Do you think it is still possible for people to be exposed to asbestos in hospitals today and who might be exposed? (Workers, staff, patients, visitors)
I think it's highly unlikely patients or visitors would be exposed to asbestos. It is possible workers could be though if they are doing a task and don't know it’s asbestos or they go in to an area where they don't know asbestos is present. There is also a risk as more old buildings are demolished.

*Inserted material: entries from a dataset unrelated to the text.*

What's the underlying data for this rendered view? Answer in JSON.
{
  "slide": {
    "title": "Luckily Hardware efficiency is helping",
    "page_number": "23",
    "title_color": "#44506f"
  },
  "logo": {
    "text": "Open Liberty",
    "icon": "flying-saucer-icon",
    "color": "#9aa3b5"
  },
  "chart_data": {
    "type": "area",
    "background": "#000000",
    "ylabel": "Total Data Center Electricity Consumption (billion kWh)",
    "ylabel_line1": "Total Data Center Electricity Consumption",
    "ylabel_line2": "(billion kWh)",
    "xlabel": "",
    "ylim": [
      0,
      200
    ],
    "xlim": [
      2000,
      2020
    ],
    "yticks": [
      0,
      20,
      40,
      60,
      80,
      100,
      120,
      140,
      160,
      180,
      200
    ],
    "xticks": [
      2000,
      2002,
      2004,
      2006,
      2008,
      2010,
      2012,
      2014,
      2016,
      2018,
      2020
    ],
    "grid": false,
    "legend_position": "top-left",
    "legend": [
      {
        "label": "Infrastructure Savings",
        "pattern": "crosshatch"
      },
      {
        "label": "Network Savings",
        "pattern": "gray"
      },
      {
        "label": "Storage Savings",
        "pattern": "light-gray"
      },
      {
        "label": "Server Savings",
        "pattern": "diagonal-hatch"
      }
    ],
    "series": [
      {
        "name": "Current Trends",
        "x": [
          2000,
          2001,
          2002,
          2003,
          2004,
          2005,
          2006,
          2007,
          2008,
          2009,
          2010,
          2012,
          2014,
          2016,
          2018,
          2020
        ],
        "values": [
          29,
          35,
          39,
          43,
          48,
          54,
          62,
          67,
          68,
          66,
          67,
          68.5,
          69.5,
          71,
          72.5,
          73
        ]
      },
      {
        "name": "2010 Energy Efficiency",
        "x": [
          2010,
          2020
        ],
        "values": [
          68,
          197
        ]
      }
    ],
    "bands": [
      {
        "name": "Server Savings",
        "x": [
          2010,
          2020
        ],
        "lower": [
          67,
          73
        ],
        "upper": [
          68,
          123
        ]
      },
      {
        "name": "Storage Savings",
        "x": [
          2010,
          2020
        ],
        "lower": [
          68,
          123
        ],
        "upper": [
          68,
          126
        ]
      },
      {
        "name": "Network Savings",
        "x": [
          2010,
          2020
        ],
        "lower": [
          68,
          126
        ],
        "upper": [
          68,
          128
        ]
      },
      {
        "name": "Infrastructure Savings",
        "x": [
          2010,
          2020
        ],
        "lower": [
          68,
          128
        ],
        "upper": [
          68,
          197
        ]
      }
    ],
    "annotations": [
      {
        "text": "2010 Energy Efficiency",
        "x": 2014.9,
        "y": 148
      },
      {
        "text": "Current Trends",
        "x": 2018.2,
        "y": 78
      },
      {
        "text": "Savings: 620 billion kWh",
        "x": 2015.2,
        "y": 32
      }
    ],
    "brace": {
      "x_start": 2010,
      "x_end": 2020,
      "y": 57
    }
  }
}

I am aware, that up to about 10 years ago there were records kept by some hospitals in the cellars, which staff would regularly go down and collect. The records were near asbestos lagged pipes. The records picked up dust from being down there over a number of years which those staff would be exposed to. These areas are now sealed off and you can't get access to those old records any more. You have to manage without them. It is highly unlikely that there was anything particularly relevant in them anyway because of their age. There are usually electronic records for most patients now.
Your experience is from North Manchester General Hospital but do you think it's the same across the country? Do you think pressures on NHS budgets is preventing it from being removed?
I'd expect all hospitals to have a register. Gradually society has become more aware about asbestosis. The HSE has issued guidance at different times, including guidance in the 1970s about certain levels of exposure that they thought was acceptable but now no exposure is acceptable. The NHS will be guided by the HSE.
I don't know if budgets would affect this. My experience is that when I reported asbestos to be in poor condition, it was fixed.
The pressure is more likely to be to do with having enough staff to be able to keep an eye on it and make sure that it's maintained in a good condition.
Do you think asbestos is a problem limited to the NHS or is it across the public sector?
Asbestos is a problem across the whole public sector. It is a problem in all public buildings that were built in a certain age where asbestos is present.
What do you think should be done about asbestos in buildings?
We need to educate people, but not scare them about asbestos.
If it’s in good condition, leave it in place but monitor it. If it is in poor condition, it needs to be removed.
I'm not sure that putting it in a tip and burying it underground is the solution. It doesn't get rid of the problem. We have to know where the asbestos has been put. We need a better corporate and community memory and for asbestos removal firms to know where it is. It then needs to then be left there, rather than the land being used, for example being built on with the land ending up being dug up again, disturbing the asbestos which has been buried underneath.